We have increased the former budget by $161 million with a commitment to see 1,000 more RCMP officers on the street. We announced in this budget $400 million to provinces, on a per capita basis, so they can hire more municipal officers.
At the local level, we heard the announcement by the president of the Federation of Municipalities that the budget was good for cities and communities across the country because of the infrastructure fund. This is the largest ever infrastructure fund set aside for that purpose in Canadian history. A significant portion of that will go to the province of British Columbia, which I am honoured to represent, as well as the constituency of Okanagan—Coquihalla.
People like Mayor Graham Reid in Peachland, Mayor Gregory in Summerland, the newly elected mayor of the new municipality on the west side, Mayor Neis, and the mayor of Oliver have all experienced the results already of those infrastructure dollars. I have been able to work with other planners and elected people to see infrastructure increase because of dollars that flow to vital areas like water treatment, road construction, the very basic things people look for to make their constituencies strong and give them some predictability for the future.

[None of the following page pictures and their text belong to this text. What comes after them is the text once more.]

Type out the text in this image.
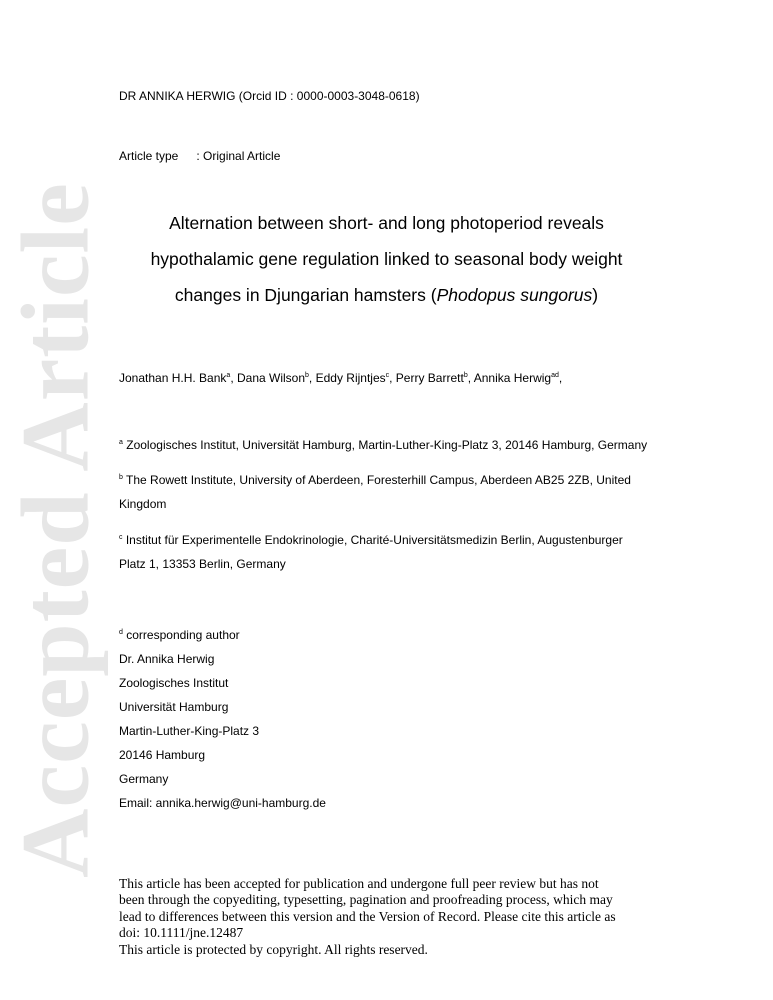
Accepted Article
DR ANNIKA HERWIG (Orcid ID : 0000-0003-3048-0618)
Article type : Original Article
Alternation between short- and long photoperiod reveals
hypothalamic gene regulation linked to seasonal body weight
changes in Djungarian hamsters (Phodopus sungorus)
Jonathan H.H. Bank$^a$, Dana Wilson$^b$, Eddy Rijntjes$^c$, Perry Barrett$^b$, Annika Herwig$^{ad}$,
$^a$ Zoologisches Institut, Universität Hamburg, Martin-Luther-King-Platz 3, 20146 Hamburg, Germany
$^b$ The Rowett Institute, University of Aberdeen, Foresterhill Campus, Aberdeen AB25 2ZB, United
Kingdom
$^c$ Institut für Experimentelle Endokrinologie, Charité-Universitätsmedizin Berlin, Augustenburger
Platz 1, 13353 Berlin, Germany
$^d$ corresponding author
Dr. Annika Herwig
Zoologisches Institut
Universität Hamburg
Martin-Luther-King-Platz 3
20146 Hamburg
Germany
Email: annika.herwig@uni-hamburg.de
This article has been accepted for publication and undergone full peer review but has not
been through the copyediting, typesetting, pagination and proofreading process, which may
lead to differences between this version and the Version of Record. Please cite this article as
doi: 10.1111/jne.12487
This article is protected by copyright. All rights reserved.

Again, I remind members to think about the broad brush elements. We are reducing debt and taxes. I have not addressed many areas covered in the budget, but we are able to address those areas. We are able to put $1 billion into a community development trust for communities when their traditional areas of industry are hit. We can do all those things and meet the needs of students and others because we have taken a prudent approach to the fiscal management of our nation.